My sincere thanks to Nysandra, who edited this for me and showed me how to finish it, and to Bubug, who illustrated it so incredibly. Thank you so much... -W.G.
They rode all through the long, long night. The green faded away, was gone, was black, and then was glowing with the dawn. She nodded against the arm and woke in fear over and over again, until she was unsure if she was awake or asleep, and still the horse kept on. The wood had become dense and the horse picked and danced. They went through shallow streams, up a low ridge, a long pale field like a shallow sea in the moonlight, then down, into grey-purple dales. Then it was bright morning and there were birds everywhere above them in the trees and crackling brush, and no smoke at all.
It was in a middle of a scattered clearing that he brought the horse to a halt. He lifted her off slowly and she found she couldn't stand, and so she lay where he'd left her. The horse was crusted with salt and the Hound unpacked it, muttering to it and coughing while he brushed. She closed her eyes, the sun bright orange through the film of her lids. The lassitude returned, slow and throbbing. She thought of her mother, and then of Cersei, stroking the back of her neck, smiling her soft smile at Ilyn Payne. My other mother. It crushed her a bit, that thought. But now no mothers at all and I'm away in a wood. How would her mother ever know, ever hear, that she had not burned with all the others, had not staggered bloodied back through the gate, like Lollys, a little girl stumbling. Oh, Arya, oh no. A bright flash of Arya, running. She pushed the thought away, hard. Everything in the world is gone.

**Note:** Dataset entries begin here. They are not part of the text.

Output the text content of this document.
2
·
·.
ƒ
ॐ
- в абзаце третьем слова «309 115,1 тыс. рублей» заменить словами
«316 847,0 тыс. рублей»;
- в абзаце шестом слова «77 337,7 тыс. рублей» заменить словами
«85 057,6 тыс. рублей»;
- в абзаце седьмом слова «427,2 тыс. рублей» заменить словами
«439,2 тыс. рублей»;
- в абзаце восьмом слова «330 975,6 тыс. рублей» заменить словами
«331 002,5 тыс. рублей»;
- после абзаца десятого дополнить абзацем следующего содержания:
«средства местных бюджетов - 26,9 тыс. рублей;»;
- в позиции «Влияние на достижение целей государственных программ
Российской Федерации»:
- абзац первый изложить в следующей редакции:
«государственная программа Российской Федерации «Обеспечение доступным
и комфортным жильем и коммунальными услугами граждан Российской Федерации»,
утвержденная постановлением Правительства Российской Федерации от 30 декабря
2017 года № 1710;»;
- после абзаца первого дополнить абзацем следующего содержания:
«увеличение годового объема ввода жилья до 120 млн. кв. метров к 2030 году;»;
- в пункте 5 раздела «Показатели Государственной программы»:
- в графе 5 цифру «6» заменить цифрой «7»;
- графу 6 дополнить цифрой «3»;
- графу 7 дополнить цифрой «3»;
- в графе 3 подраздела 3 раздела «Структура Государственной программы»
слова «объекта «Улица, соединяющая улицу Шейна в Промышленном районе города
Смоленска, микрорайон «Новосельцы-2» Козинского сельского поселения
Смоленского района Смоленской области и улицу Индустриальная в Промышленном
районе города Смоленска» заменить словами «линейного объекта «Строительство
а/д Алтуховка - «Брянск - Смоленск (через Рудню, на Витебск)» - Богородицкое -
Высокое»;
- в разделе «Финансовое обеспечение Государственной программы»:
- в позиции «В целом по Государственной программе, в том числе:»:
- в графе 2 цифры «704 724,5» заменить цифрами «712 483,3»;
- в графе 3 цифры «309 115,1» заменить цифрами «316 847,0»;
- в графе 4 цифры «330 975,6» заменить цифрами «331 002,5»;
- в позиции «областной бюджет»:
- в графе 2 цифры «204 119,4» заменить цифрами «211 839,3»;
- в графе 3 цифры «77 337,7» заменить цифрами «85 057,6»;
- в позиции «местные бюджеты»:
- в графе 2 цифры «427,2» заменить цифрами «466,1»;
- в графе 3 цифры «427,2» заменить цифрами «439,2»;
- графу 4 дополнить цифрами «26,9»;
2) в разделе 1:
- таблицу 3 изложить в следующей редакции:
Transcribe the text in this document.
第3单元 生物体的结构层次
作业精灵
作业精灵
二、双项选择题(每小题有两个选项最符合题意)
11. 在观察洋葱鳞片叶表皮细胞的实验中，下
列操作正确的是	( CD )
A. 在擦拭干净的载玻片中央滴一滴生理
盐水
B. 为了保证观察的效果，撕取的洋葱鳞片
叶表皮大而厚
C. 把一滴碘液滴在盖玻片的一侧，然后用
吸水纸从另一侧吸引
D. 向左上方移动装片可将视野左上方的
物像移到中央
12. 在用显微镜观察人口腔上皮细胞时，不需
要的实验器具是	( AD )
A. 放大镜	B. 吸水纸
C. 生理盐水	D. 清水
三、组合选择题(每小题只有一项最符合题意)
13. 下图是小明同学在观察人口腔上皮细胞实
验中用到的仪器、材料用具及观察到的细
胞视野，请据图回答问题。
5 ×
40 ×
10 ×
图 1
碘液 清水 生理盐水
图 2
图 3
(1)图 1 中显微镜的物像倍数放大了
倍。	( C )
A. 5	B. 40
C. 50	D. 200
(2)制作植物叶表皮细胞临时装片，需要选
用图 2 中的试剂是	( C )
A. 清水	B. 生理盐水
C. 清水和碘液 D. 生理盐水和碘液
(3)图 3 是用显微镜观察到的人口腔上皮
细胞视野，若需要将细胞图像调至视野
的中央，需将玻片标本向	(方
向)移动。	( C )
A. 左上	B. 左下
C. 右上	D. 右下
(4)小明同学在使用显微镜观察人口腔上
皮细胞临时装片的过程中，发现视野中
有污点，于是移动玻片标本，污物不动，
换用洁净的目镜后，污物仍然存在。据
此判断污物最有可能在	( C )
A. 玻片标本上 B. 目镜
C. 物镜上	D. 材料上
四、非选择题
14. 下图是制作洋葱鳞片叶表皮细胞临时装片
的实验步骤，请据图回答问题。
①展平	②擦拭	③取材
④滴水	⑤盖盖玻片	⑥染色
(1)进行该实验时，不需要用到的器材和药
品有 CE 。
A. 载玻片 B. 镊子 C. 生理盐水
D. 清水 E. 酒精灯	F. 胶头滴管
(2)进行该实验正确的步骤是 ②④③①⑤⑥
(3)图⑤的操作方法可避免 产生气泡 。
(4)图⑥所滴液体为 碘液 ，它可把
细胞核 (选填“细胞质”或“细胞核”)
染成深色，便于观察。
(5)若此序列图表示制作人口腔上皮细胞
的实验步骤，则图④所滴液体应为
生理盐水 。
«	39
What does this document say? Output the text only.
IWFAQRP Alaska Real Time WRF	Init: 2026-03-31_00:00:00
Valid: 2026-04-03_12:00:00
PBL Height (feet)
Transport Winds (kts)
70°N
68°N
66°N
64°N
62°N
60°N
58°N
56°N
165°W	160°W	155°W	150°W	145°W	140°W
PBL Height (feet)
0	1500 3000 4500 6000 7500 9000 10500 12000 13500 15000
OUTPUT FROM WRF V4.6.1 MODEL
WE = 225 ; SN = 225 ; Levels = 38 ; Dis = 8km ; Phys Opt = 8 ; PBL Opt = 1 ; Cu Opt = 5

When she woke, not long later, the man was crouching beside her and he had bread in his hand. In the bright light he was again so much bigger than she, and with his face, weary and flaked with ash and blood, he was like a fiend from a nightmare; but he had bread. It was dried and salted; she took it quickly from his hand and turned away to eat it.
He settled down across from her and ate his. The girl avoided his eye, chewed her hard bread.
"It's a long ride. You remember, you've made it before. Be longer now as we're going through the wood. No roads. You'll do what I say."
She shuddered into her bread. "Where are we going?"
He regarded her with disdain. "North. Like I said. Had you forgot what I said? Did you forget where we went? We went out the Iron Gate." He swallowed, frowning. "Don't ask questions. Listen to me and don't ask, after this. You'll end up with your people, can't say who, yet. Someone North. It'll take a long time through the wood. If you try to run, you'll not make it far. If you meet someone in the wood, and you tell them what I've done," he leaned forward, tapped her knee, "I'll bury them right beside you, and go North on my own. Do you understand?"
She understood, and turned away, blinking. Her eyes were hot and sore. He rose and pulled the jute sack from the pile he'd unpacked from the horse, and threw it to her. In it were her dresses, all dusty with shreds of jute, and below it was a blanket pallet, more bread, some rags. "That's your bed. You should take care of your own bed. I don't expect you'll be good for a thing, but at least you can carry your bed." He stretched, dug back through the pile. "I'm going in the wood, and you'll stay here and go to sleep. I won't be far, I'll be able to see you. Remember what I said, about running." She nodded, wretched, and laid out her pallet. It was boiled grey wool, bristling with horsehair, and she looked at it for a long time, long after he'd walked off. She thought of running, hiding somewhere he couldn't find, but then she remembered the butcher's boy, and so she lay on her pallet instead.
Eventually, she fell asleep in the sun.